Le bois du sapin blanc ressemble fortement à celui de l’épicéa, voilà pourquoi ces deux essences sont souvent commercialisées ensemble sur le marché du bois.

L’if – un arbre forestier presque oublié

Finalement, il faudrait encore revenir à l’if (Taxus baccata), qui a beau avoir disparu entre temps dans les forêts du Parc Naturel de l’Our, mais qui devrait y avoir été assez fréquent de par nature dans le passé.

Deux raisons principales sont responsables de sa disparition intégrale. Premièrement, c’est son bois élastique et en même temps dur comme le fer qui fut très recherché au Moyen âge pour la construction d’arcs et d’arbalètes.
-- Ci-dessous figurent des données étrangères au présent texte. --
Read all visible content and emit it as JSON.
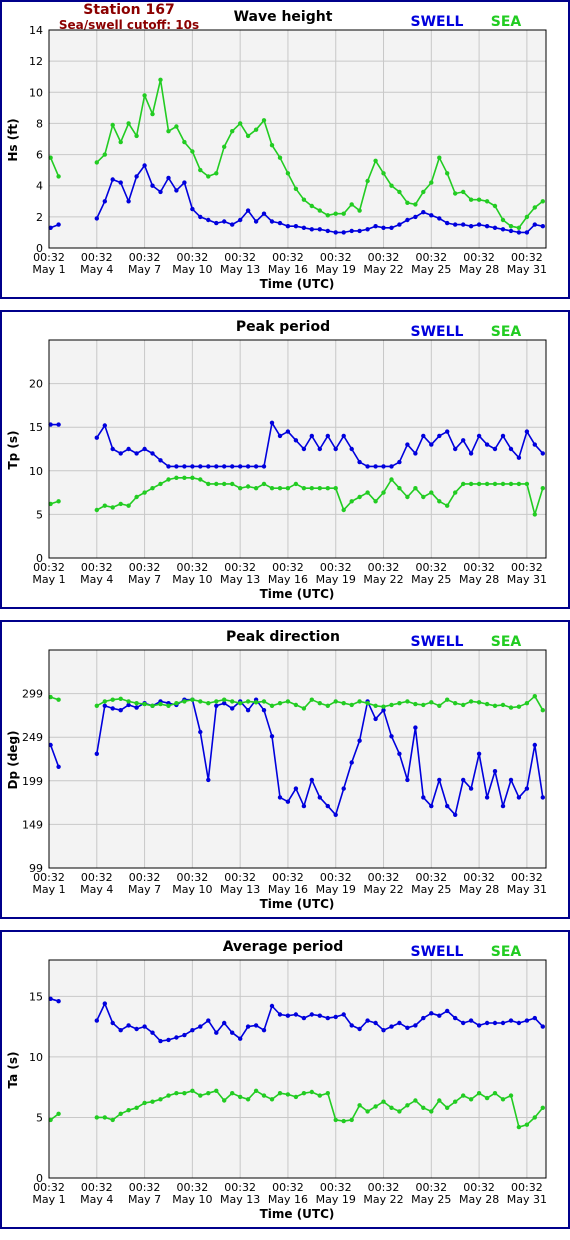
{
  "header": {
    "station": "Station 167",
    "cutoff": "Sea/swell cutoff: 10s"
  },
  "legend": {
    "swell": "SWELL",
    "sea": "SEA"
  },
  "colors": {
    "swell": "#0000dd",
    "sea": "#22cc22",
    "header_text": "#8b0000",
    "frame": "#00008b",
    "plot_bg": "#f3f3f3",
    "grid": "#c8c8c8"
  },
  "x_axis": {
    "title": "Time (UTC)",
    "ticks": [
      {
        "day": 1,
        "time": "00:32",
        "date": "May 1"
      },
      {
        "day": 4,
        "time": "00:32",
        "date": "May 4"
      },
      {
        "day": 7,
        "time": "00:32",
        "date": "May 7"
      },
      {
        "day": 10,
        "time": "00:32",
        "date": "May 10"
      },
      {
        "day": 13,
        "time": "00:32",
        "date": "May 13"
      },
      {
        "day": 16,
        "time": "00:32",
        "date": "May 16"
      },
      {
        "day": 19,
        "time": "00:32",
        "date": "May 19"
      },
      {
        "day": 22,
        "time": "00:32",
        "date": "May 22"
      },
      {
        "day": 25,
        "time": "00:32",
        "date": "May 25"
      },
      {
        "day": 28,
        "time": "00:32",
        "date": "May 28"
      },
      {
        "day": 31,
        "time": "00:32",
        "date": "May 31"
      }
    ],
    "range": [
      1,
      32.2
    ]
  },
  "chart_data": [
    {
      "type": "line",
      "title": "Wave height",
      "ylabel": "Hs (ft)",
      "xlabel": "Time (UTC)",
      "ylim": [
        0,
        14
      ],
      "yticks": [
        0,
        2,
        4,
        6,
        8,
        10,
        12,
        14
      ],
      "grid": true,
      "legend": "top-right",
      "x": [
        1.1,
        1.6,
        4.0,
        4.5,
        5.0,
        5.5,
        6.0,
        6.5,
        7.0,
        7.5,
        8.0,
        8.5,
        9.0,
        9.5,
        10.0,
        10.5,
        11.0,
        11.5,
        12.0,
        12.5,
        13.0,
        13.5,
        14.0,
        14.5,
        15.0,
        15.5,
        16.0,
        16.5,
        17.0,
        17.5,
        18.0,
        18.5,
        19.0,
        19.5,
        20.0,
        20.5,
        21.0,
        21.5,
        22.0,
        22.5,
        23.0,
        23.5,
        24.0,
        24.5,
        25.0,
        25.5,
        26.0,
        26.5,
        27.0,
        27.5,
        28.0,
        28.5,
        29.0,
        29.5,
        30.0,
        30.5,
        31.0,
        31.5,
        32.0
      ],
      "series": [
        {
          "name": "SWELL",
          "color": "#0000dd",
          "values": [
            1.3,
            1.5,
            1.9,
            3.0,
            4.4,
            4.2,
            3.0,
            4.6,
            5.3,
            4.0,
            3.6,
            4.5,
            3.7,
            4.2,
            2.5,
            2.0,
            1.8,
            1.6,
            1.7,
            1.5,
            1.8,
            2.4,
            1.7,
            2.2,
            1.7,
            1.6,
            1.4,
            1.4,
            1.3,
            1.2,
            1.2,
            1.1,
            1.0,
            1.0,
            1.1,
            1.1,
            1.2,
            1.4,
            1.3,
            1.3,
            1.5,
            1.8,
            2.0,
            2.3,
            2.1,
            1.9,
            1.6,
            1.5,
            1.5,
            1.4,
            1.5,
            1.4,
            1.3,
            1.2,
            1.1,
            1.0,
            1.0,
            1.5,
            1.4
          ]
        },
        {
          "name": "SEA",
          "color": "#22cc22",
          "values": [
            5.8,
            4.6,
            5.5,
            6.0,
            7.9,
            6.8,
            8.0,
            7.2,
            9.8,
            8.6,
            10.8,
            7.5,
            7.8,
            6.8,
            6.2,
            5.0,
            4.6,
            4.8,
            6.5,
            7.5,
            8.0,
            7.2,
            7.6,
            8.2,
            6.6,
            5.8,
            4.8,
            3.8,
            3.1,
            2.7,
            2.4,
            2.1,
            2.2,
            2.2,
            2.8,
            2.4,
            4.3,
            5.6,
            4.8,
            4.0,
            3.6,
            2.9,
            2.8,
            3.6,
            4.2,
            5.8,
            4.8,
            3.5,
            3.6,
            3.1,
            3.1,
            3.0,
            2.7,
            1.8,
            1.4,
            1.3,
            2.0,
            2.6,
            3.0
          ]
        }
      ]
    },
    {
      "type": "line",
      "title": "Peak period",
      "ylabel": "Tp (s)",
      "xlabel": "Time (UTC)",
      "ylim": [
        0,
        25
      ],
      "yticks": [
        0,
        5,
        10,
        15,
        20
      ],
      "grid": true,
      "legend": "top-right",
      "x": [
        1.1,
        1.6,
        4.0,
        4.5,
        5.0,
        5.5,
        6.0,
        6.5,
        7.0,
        7.5,
        8.0,
        8.5,
        9.0,
        9.5,
        10.0,
        10.5,
        11.0,
        11.5,
        12.0,
        12.5,
        13.0,
        13.5,
        14.0,
        14.5,
        15.0,
        15.5,
        16.0,
        16.5,
        17.0,
        17.5,
        18.0,
        18.5,
        19.0,
        19.5,
        20.0,
        20.5,
        21.0,
        21.5,
        22.0,
        22.5,
        23.0,
        23.5,
        24.0,
        24.5,
        25.0,
        25.5,
        26.0,
        26.5,
        27.0,
        27.5,
        28.0,
        28.5,
        29.0,
        29.5,
        30.0,
        30.5,
        31.0,
        31.5,
        32.0
      ],
      "series": [
        {
          "name": "SWELL",
          "color": "#0000dd",
          "values": [
            15.3,
            15.3,
            13.8,
            15.2,
            12.5,
            12.0,
            12.5,
            12.0,
            12.5,
            12.0,
            11.2,
            10.5,
            10.5,
            10.5,
            10.5,
            10.5,
            10.5,
            10.5,
            10.5,
            10.5,
            10.5,
            10.5,
            10.5,
            10.5,
            15.5,
            14.0,
            14.5,
            13.5,
            12.5,
            14.0,
            12.5,
            14.0,
            12.5,
            14.0,
            12.5,
            11.0,
            10.5,
            10.5,
            10.5,
            10.5,
            11.0,
            13.0,
            12.0,
            14.0,
            13.0,
            14.0,
            14.5,
            12.5,
            13.5,
            12.0,
            14.0,
            13.0,
            12.5,
            14.0,
            12.5,
            11.5,
            14.5,
            13.0,
            12.0
          ]
        },
        {
          "name": "SEA",
          "color": "#22cc22",
          "values": [
            6.2,
            6.5,
            5.5,
            6.0,
            5.8,
            6.2,
            6.0,
            7.0,
            7.5,
            8.0,
            8.5,
            9.0,
            9.2,
            9.2,
            9.2,
            9.0,
            8.5,
            8.5,
            8.5,
            8.5,
            8.0,
            8.2,
            8.0,
            8.5,
            8.0,
            8.0,
            8.0,
            8.5,
            8.0,
            8.0,
            8.0,
            8.0,
            8.0,
            5.5,
            6.5,
            7.0,
            7.5,
            6.5,
            7.5,
            9.0,
            8.0,
            7.0,
            8.0,
            7.0,
            7.5,
            6.5,
            6.0,
            7.5,
            8.5,
            8.5,
            8.5,
            8.5,
            8.5,
            8.5,
            8.5,
            8.5,
            8.5,
            5.0,
            8.0
          ]
        }
      ]
    },
    {
      "type": "line",
      "title": "Peak direction",
      "ylabel": "Dp (deg)",
      "xlabel": "Time (UTC)",
      "ylim": [
        99,
        349
      ],
      "yticks": [
        99,
        149,
        199,
        249,
        299
      ],
      "grid": true,
      "legend": "top-right",
      "x": [
        1.1,
        1.6,
        4.0,
        4.5,
        5.0,
        5.5,
        6.0,
        6.5,
        7.0,
        7.5,
        8.0,
        8.5,
        9.0,
        9.5,
        10.0,
        10.5,
        11.0,
        11.5,
        12.0,
        12.5,
        13.0,
        13.5,
        14.0,
        14.5,
        15.0,
        15.5,
        16.0,
        16.5,
        17.0,
        17.5,
        18.0,
        18.5,
        19.0,
        19.5,
        20.0,
        20.5,
        21.0,
        21.5,
        22.0,
        22.5,
        23.0,
        23.5,
        24.0,
        24.5,
        25.0,
        25.5,
        26.0,
        26.5,
        27.0,
        27.5,
        28.0,
        28.5,
        29.0,
        29.5,
        30.0,
        30.5,
        31.0,
        31.5,
        32.0
      ],
      "series": [
        {
          "name": "SWELL",
          "color": "#0000dd",
          "values": [
            240,
            215,
            230,
            285,
            282,
            280,
            286,
            283,
            288,
            285,
            290,
            288,
            286,
            292,
            292,
            255,
            200,
            285,
            288,
            282,
            290,
            280,
            292,
            280,
            250,
            180,
            175,
            190,
            170,
            200,
            180,
            170,
            160,
            190,
            220,
            245,
            290,
            270,
            280,
            250,
            230,
            200,
            260,
            180,
            170,
            200,
            170,
            160,
            200,
            190,
            230,
            180,
            210,
            170,
            200,
            180,
            190,
            240,
            180
          ]
        },
        {
          "name": "SEA",
          "color": "#22cc22",
          "values": [
            295,
            292,
            285,
            290,
            292,
            293,
            290,
            288,
            287,
            285,
            287,
            285,
            288,
            290,
            292,
            290,
            288,
            290,
            292,
            290,
            288,
            290,
            289,
            290,
            285,
            288,
            290,
            286,
            282,
            292,
            288,
            285,
            290,
            288,
            286,
            290,
            288,
            285,
            284,
            286,
            288,
            290,
            287,
            286,
            289,
            285,
            292,
            288,
            286,
            290,
            289,
            287,
            285,
            286,
            283,
            284,
            288,
            296,
            280
          ]
        }
      ]
    },
    {
      "type": "line",
      "title": "Average period",
      "ylabel": "Ta (s)",
      "xlabel": "Time (UTC)",
      "ylim": [
        0,
        18
      ],
      "yticks": [
        0,
        5,
        10,
        15
      ],
      "grid": true,
      "legend": "top-right",
      "x": [
        1.1,
        1.6,
        4.0,
        4.5,
        5.0,
        5.5,
        6.0,
        6.5,
        7.0,
        7.5,
        8.0,
        8.5,
        9.0,
        9.5,
        10.0,
        10.5,
        11.0,
        11.5,
        12.0,
        12.5,
        13.0,
        13.5,
        14.0,
        14.5,
        15.0,
        15.5,
        16.0,
        16.5,
        17.0,
        17.5,
        18.0,
        18.5,
        19.0,
        19.5,
        20.0,
        20.5,
        21.0,
        21.5,
        22.0,
        22.5,
        23.0,
        23.5,
        24.0,
        24.5,
        25.0,
        25.5,
        26.0,
        26.5,
        27.0,
        27.5,
        28.0,
        28.5,
        29.0,
        29.5,
        30.0,
        30.5,
        31.0,
        31.5,
        32.0
      ],
      "series": [
        {
          "name": "SWELL",
          "color": "#0000dd",
          "values": [
            14.8,
            14.6,
            13.0,
            14.4,
            12.8,
            12.2,
            12.6,
            12.3,
            12.5,
            12.0,
            11.3,
            11.4,
            11.6,
            11.8,
            12.2,
            12.5,
            13.0,
            12.0,
            12.8,
            12.0,
            11.5,
            12.5,
            12.6,
            12.2,
            14.2,
            13.5,
            13.4,
            13.5,
            13.2,
            13.5,
            13.4,
            13.2,
            13.3,
            13.5,
            12.6,
            12.3,
            13.0,
            12.8,
            12.2,
            12.5,
            12.8,
            12.4,
            12.6,
            13.2,
            13.6,
            13.4,
            13.8,
            13.2,
            12.8,
            13.0,
            12.6,
            12.8,
            12.8,
            12.8,
            13.0,
            12.8,
            13.0,
            13.2,
            12.5
          ]
        },
        {
          "name": "SEA",
          "color": "#22cc22",
          "values": [
            4.8,
            5.3,
            5.0,
            5.0,
            4.8,
            5.3,
            5.6,
            5.8,
            6.2,
            6.3,
            6.5,
            6.8,
            7.0,
            7.0,
            7.2,
            6.8,
            7.0,
            7.2,
            6.4,
            7.0,
            6.7,
            6.5,
            7.2,
            6.8,
            6.5,
            7.0,
            6.9,
            6.7,
            7.0,
            7.1,
            6.8,
            7.0,
            4.8,
            4.7,
            4.8,
            6.0,
            5.5,
            5.9,
            6.3,
            5.8,
            5.5,
            6.0,
            6.4,
            5.8,
            5.5,
            6.4,
            5.8,
            6.3,
            6.8,
            6.5,
            7.0,
            6.6,
            7.0,
            6.5,
            6.8,
            4.2,
            4.4,
            5.0,
            5.8
          ]
        }
      ]
    }
  ]
}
La deuxième raison fut que l’if constitua un grand danger pour les animaux, comme toutes les parties de cet arbre à l’exception du fruit rouge contiennent la taxine, une substance fortement toxique qui causa la mort d’innombrables animaux qui avaient brouté des parties de cet arbre lors du pâturage forestier. Voilà pourquoi même les quelques rares arbres à avoir subsisté jusque-là dans les forêts furent finalement abattus à leur tour pour la protection du bétail

Parmi toutes les essences qui paraissent dans nos régions, l’if est celle qui nécessite le moins de lumière, ce qui leur permet de se développer même sous le couvert plein des autres arbres.

L'if a beau ne croître que très lentement et n’atteindre qu'une faible hauteur, son bois rare est néanmoins très recherché sur le marché et apporte par conséquent de très bons rendements.